Documents provided to The Associated Press show more than two-thirds of states had potential security problems with systems designed to tap into federal computers to verify sensitive personal information.
But officials in charge of implementing New Mexico's insurance marketplace questioned those findings Tuesday.
They say New Mexico is still developing a state-run exchange for individuals, and the marketplace created for small businesses, employees and insurance providers isn't linked to the federal data system.
New Mexico exchange spokeswoman Debra Hammer says there's still an opportunity to learn from the experience of other states as New Mexico prepares to bring its individual exchange online in October.
Udall: Bases Likely Safe From Budget Cuts - The Albuquerque Journal
Secretary of Defense Chuck Hagel announced a plan to reduce the size of the US military on Monday.
The Albuquerque Journal reports US Senator Tom Udall says it’s unlikely the plan will impact military bases in New Mexico.
The economic impact of Holloman, Kirtland and Cannon air force bases and White Sands Missile Range are estimated at nearly 10 billion dollars annually. Over 40-thousand military personnel and civilians are employed at these military installations in New Mexico.
Santa Fe County Approves Minimum Wage Hike - The Santa Fe New Mexican
Minimum wage workers in Santa Fe County are getting a raise.
The Santa Fe New Mexican reports the Santa Fe County Commission voted unanimously Tuesday night to increase the minimum wage from 7 dollars and 50 cents an hour to 10 dollars and 66 cents an hour – that’s the same rate as the minimum wage for workers in the City of Santa Fe starting March 1st.
The measure also increases the minimum wage for tipped employees, from 2 dollars and 13 cents an hour to 6 dollars and 40 cents an hour.
The County wage goes into effect in 60 days and will increase annually according to the Consumer Price Index.
Poll: National Parks Should Manage Valles Caldera Preserve - The Albuquerque Journal
A majority of New Mexicans would like to see the National Park Service managing the Valles Caldera Preserve according to a new poll.
The Albuquerque Journal reports the poll, commissioned by the New Mexico Wildlife Federation, found 64 percent of people surveyed support the idea of the federal government running the park in the Jemez mountains.

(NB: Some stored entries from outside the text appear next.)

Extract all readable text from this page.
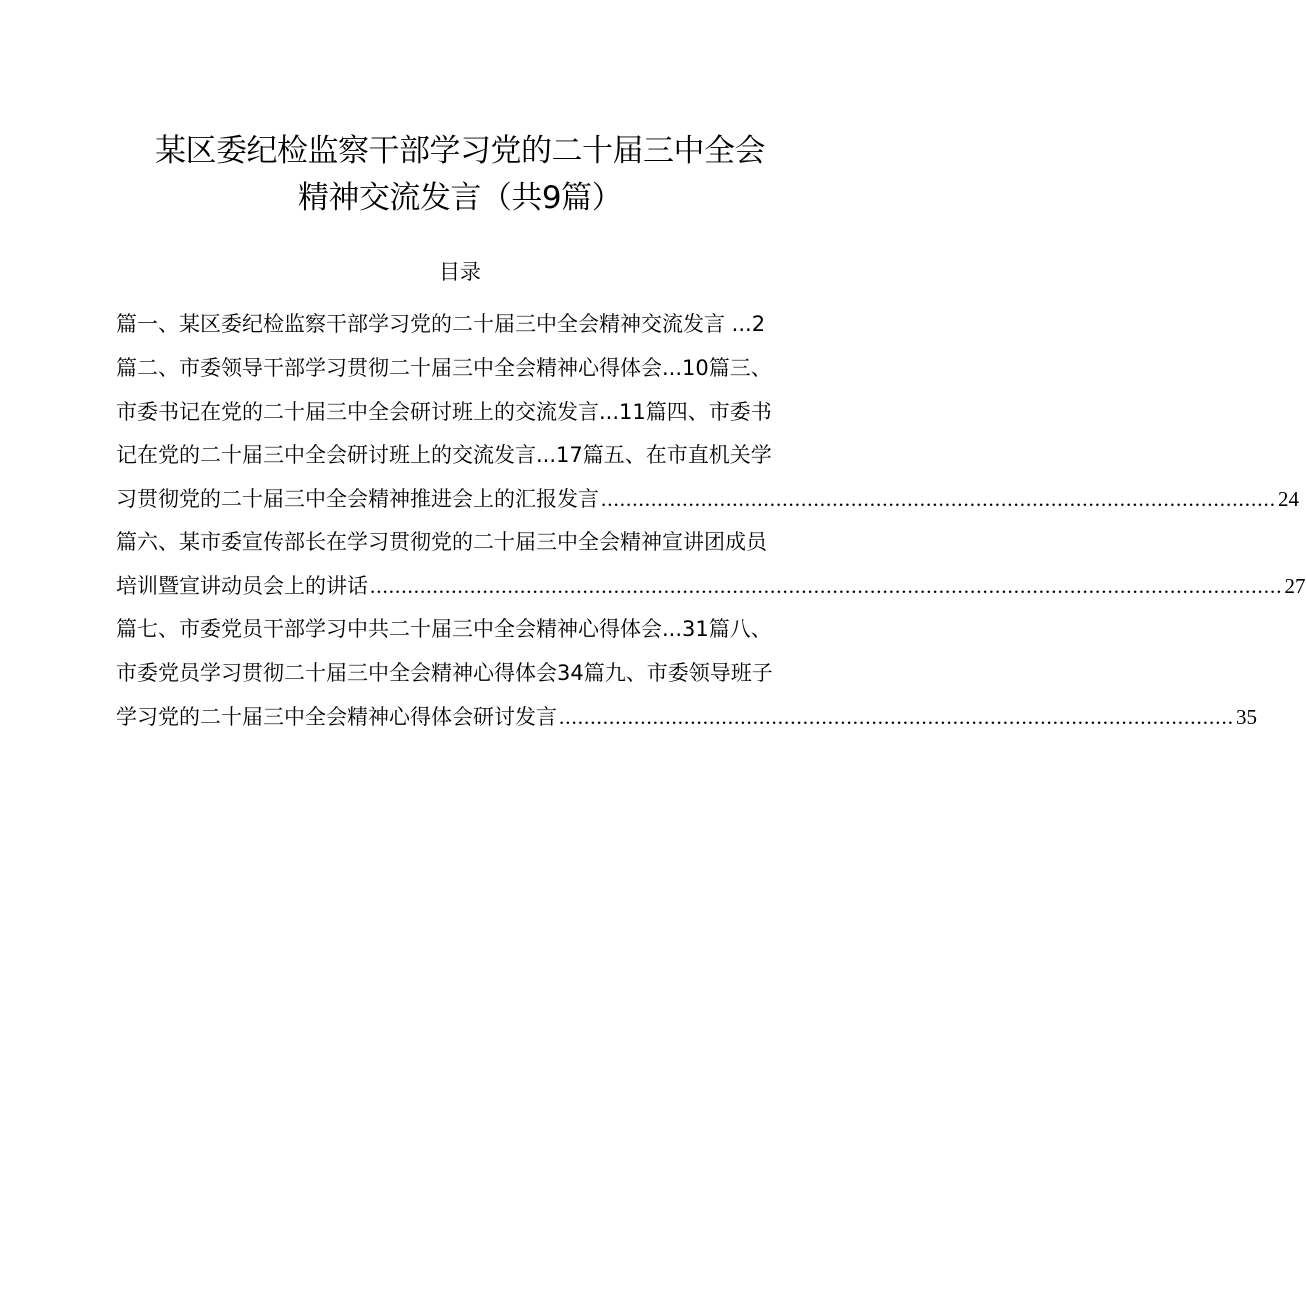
某区委纪检监察干部学习党的二十届三中全会
精神交流发言（共9篇）
目录
篇一、某区委纪检监察干部学习党的二十届三中全会精神交流发言 ...2
篇二、市委领导干部学习贯彻二十届三中全会精神心得体会...10篇三、
市委书记在党的二十届三中全会研讨班上的交流发言...11篇四、市委书
记在党的二十届三中全会研讨班上的交流发言...17篇五、在市直机关学
习贯彻党的二十届三中全会精神推进会上的汇报发言 ............................................................................................................ 24
篇六、某市委宣传部长在学习贯彻党的二十届三中全会精神宣讲团成员
培训暨宣讲动员会上的讲话 .................................................................................................................................................. 27
篇七、市委党员干部学习中共二十届三中全会精神心得体会...31篇八、
市委党员学习贯彻二十届三中全会精神心得体会34篇九、市委领导班子
学习党的二十届三中全会精神心得体会研讨发言 ............................................................................................................ 35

Kent Salazar who’s with the trust that manages the park now says there isn’t enough funding to make improvements to the area and increase visitor access.
The park will revert to US Park Management next year if Congress doesn’t continue funding for the trust.

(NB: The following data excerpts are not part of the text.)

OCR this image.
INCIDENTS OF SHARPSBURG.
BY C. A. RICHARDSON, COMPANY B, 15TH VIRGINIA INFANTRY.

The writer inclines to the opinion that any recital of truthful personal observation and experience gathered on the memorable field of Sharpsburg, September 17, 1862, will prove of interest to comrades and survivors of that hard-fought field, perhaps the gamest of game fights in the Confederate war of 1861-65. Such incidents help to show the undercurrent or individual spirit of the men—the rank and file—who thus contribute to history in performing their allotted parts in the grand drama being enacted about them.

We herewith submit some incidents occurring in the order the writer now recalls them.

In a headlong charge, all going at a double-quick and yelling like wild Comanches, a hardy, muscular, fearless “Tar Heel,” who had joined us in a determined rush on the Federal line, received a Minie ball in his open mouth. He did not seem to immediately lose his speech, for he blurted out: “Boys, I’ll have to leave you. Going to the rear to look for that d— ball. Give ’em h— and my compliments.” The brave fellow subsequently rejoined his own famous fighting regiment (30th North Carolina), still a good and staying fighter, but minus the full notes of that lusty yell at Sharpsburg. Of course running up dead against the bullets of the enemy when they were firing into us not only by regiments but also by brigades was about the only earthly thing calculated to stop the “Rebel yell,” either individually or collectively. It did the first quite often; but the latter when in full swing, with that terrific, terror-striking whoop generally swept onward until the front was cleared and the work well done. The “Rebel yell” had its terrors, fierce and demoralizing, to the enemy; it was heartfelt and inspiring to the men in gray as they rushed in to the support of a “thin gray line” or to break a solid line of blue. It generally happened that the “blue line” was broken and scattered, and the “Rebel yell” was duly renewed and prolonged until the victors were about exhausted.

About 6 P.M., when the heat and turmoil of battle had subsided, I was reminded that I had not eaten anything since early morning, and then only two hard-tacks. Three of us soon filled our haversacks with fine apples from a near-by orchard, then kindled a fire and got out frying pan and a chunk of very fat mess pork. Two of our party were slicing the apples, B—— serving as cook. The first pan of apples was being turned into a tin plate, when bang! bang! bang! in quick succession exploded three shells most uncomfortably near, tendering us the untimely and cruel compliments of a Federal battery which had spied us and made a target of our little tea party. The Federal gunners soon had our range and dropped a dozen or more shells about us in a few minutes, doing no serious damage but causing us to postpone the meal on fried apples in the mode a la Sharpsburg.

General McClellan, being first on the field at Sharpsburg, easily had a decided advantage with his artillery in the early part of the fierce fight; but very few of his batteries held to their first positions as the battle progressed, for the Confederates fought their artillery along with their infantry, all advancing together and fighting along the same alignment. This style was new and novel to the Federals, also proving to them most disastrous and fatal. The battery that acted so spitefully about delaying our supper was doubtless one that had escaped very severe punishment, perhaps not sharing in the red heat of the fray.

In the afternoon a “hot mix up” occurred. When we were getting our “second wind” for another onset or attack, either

New Mexico Warns Military Families About Securities Fraud - The Associated Press
The New Mexico Securities Division is issuing a warning to military families to prevent them from becoming victims of financial fraud.
The warning came Tuesday from Securities Division Director Alan Wilson. He says military service members and their families are often targeted for their savings and benefits.
The division says it recently issued a cease and desist order against Albuquerque-based Equity Advisors, its owner Sidney Evans, and Voyager Financial Group.
State officials accused Voyager of promoting a scheme where it would illegally purchase veterans' monthly pension and disability payments for a single lump sum that was far less than the future value.
Officials say the pension and disability payments would then be packaged as investments to be sold.
Federal law prohibits the sale or assignment of veterans' benefits.